Exclusive - Most GPs missed out on swine flu deal

Just one in seven practices benefited from bonus QOF payments intended to prop up the swine flu pay deal, figures obtained by GP show.

Swine flu: GPs say future deals should offer simple payment per jab administered (Photograph: J Heath Lancy)

One in 10 of these practices had to challenge their PCT to receive payment, Freedom of Information responses from 115 PCTs show.

GPs were paid £5.25 per vaccine for delivering swine flu jabs. Practices achieving uptake levels above 50.7% were rewarded with reduced thresholds for QOF patient experience indicators. But just 14% of practices benefited from this easement.


Investigation Results
  • 14% of practices benefited from easement of patient survey thresholds after hitting swine flu uptake targets.
  • One in 10 of these practices had to challenge PCT calculations to obtain the easement.
  • A further 7% hit swine flu uptake targets, but did not benefit financially as they had already achieved maximum patient survey scores.

Source: GP investigation.


In total, 21% of practices achieved uptake above 50.7%. But around a third of these (7%) had already exceeded the original patient experience threshold and so received no additional pay.

GPC deputy chairman Dr Richard Vautrey said a straightforward per-vaccine payment would have been 'far more sensible'. But he said the DoH had been keen during negotiations to limit the headline figure GPs were paid because of how it might play in the media.

'They were being led by the Daily Mail and that's no way to develop policy,' he said.

The DoH and the GPC are currently negotiating 'sleeping contracts' for delivering vaccines in future pandemics.

Dr Vautrey said the GPC would be seeking a straightforward deal. 'The best way of supporting us is to have a pay-per-vaccine system as we do for seasonal flu,' he said.

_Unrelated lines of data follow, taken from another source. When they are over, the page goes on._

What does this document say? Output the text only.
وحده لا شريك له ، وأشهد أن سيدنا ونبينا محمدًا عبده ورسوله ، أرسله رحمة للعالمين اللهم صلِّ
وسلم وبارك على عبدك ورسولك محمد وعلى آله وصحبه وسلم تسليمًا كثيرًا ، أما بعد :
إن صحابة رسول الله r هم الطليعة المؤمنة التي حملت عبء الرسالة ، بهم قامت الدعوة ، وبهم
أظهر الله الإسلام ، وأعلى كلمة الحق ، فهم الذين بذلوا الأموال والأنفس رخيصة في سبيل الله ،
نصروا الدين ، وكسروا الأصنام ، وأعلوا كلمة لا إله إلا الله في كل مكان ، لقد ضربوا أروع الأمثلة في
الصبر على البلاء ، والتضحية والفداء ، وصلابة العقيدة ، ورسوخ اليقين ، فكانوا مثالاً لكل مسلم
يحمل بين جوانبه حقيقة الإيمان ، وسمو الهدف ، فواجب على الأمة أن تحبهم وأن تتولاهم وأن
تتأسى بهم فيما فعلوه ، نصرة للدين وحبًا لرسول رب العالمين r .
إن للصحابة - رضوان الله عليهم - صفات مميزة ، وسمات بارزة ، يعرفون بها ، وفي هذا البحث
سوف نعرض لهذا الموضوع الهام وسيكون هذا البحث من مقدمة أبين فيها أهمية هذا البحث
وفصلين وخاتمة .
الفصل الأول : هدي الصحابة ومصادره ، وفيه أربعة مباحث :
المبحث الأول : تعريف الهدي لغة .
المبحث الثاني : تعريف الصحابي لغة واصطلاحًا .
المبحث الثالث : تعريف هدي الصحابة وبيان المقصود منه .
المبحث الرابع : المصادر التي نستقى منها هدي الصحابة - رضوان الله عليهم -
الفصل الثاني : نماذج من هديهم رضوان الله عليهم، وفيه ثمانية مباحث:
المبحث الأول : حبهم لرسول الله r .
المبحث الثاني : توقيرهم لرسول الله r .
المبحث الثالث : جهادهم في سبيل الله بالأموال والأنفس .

Dr Jane Lothian, secretary of Northumberland LMC said the swine flu deal was 'perverse'.

'A vaccine is a vaccine,' she said. 'It would have been much better to have been paid for doing each jab.'

Dr Peter Higgins, chief executive of a consortium of LMCs in Lancashire and Cumbria, said the deal caused 'all sorts of problems', and discussions with PCTs had been 'hard work'.

Suffolk LMC vice-chairman Dr Christopher Browning said ad hoc vaccination programmes involved paying for additional staff and consumables.

He said a pay-per-vaccination deal gave 'a clear relationship between additional work done and remuneration'.